# Guest Speaker for the HRFA: Bill Donovan on Surf and Jetty Fishing.



## cfishigotu (Aug 27, 2003)

Don't look now, but the fall run is on our doorstep! Get primed for those bass and bluefish blitzes by attending the September 9th surf and jetty fishing seminar by expert surfcaster and New Jersey Angler Magazine publisher Bill Donovan. In his fully illustrated seminar, Donovan will cover reading a beach, working a jetty, fishing the inlets, and provide an in-depth treatment of baits, rigs, lures and tackle needed to tackle the big ones in the suds this fall. Don't miss it!

Please join us at this month’s very important meeting. Again, the September 9th meeting will start at 7:45 pm sharp!

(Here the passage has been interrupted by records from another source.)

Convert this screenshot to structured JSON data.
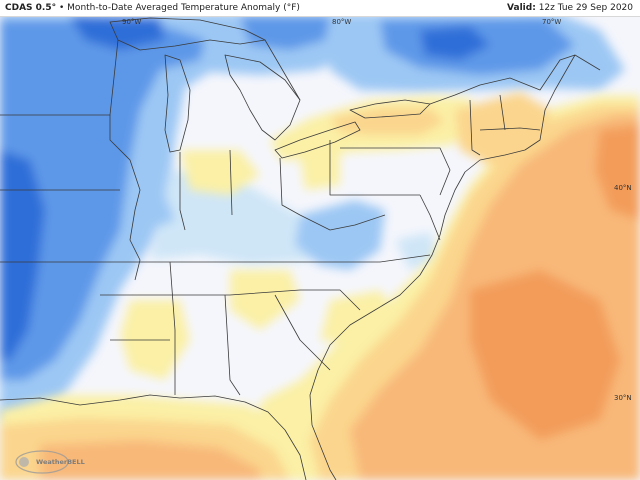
{
  "header": {
    "model": "CDAS 0.5°",
    "separator": "•",
    "title": "Month-to-Date Averaged Temperature Anomaly (°F)",
    "valid_label": "Valid:",
    "valid_time": "12z Tue 29 Sep 2020"
  },
  "longitude_labels": [
    "90°W",
    "80°W",
    "70°W"
  ],
  "latitude_labels": [
    "40°N",
    "30°N"
  ],
  "branding": {
    "logo_text": "WeatherBELL"
  },
  "colors": {
    "cold_strong": "#2f6ed8",
    "cold": "#5d98e8",
    "cool": "#9cc7f4",
    "cool_light": "#cfe6f7",
    "neutral": "#f5f6fc",
    "warm_light": "#fbf0a6",
    "warm": "#fbd58d",
    "warm_mid": "#f8b878",
    "warm_strong": "#f39c5a",
    "boundary": "#3a3a3a"
  }
}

The Hudson River Fishermen’s Association meets at the Ridgefield Park Elks lodge, corner of Spruce and Cedar Avenues in Ridgefield Park, NJ. A $2 donation is asked if you are not a member. However, the Hudson River Fishermen’s Association welcomes any new members. All it takes is $25.00 a year to become a member.


----------



## cfishigotu (Aug 27, 2003)

At this month’s meeting, a custom aluminum sand spike donated by Marine Fab, will be given away as one of the door prizes. This sand spike has a retail value of over $30.00

Also, 50 free copies of the September NJ Angler magazine will be available on a first come first serve basis. An extra amount of HRFA newsletters named “Riverview’s” will also be available. Hot Dogs will be available at the break. A request for a donation for the Hot dogs is appreciated.


----------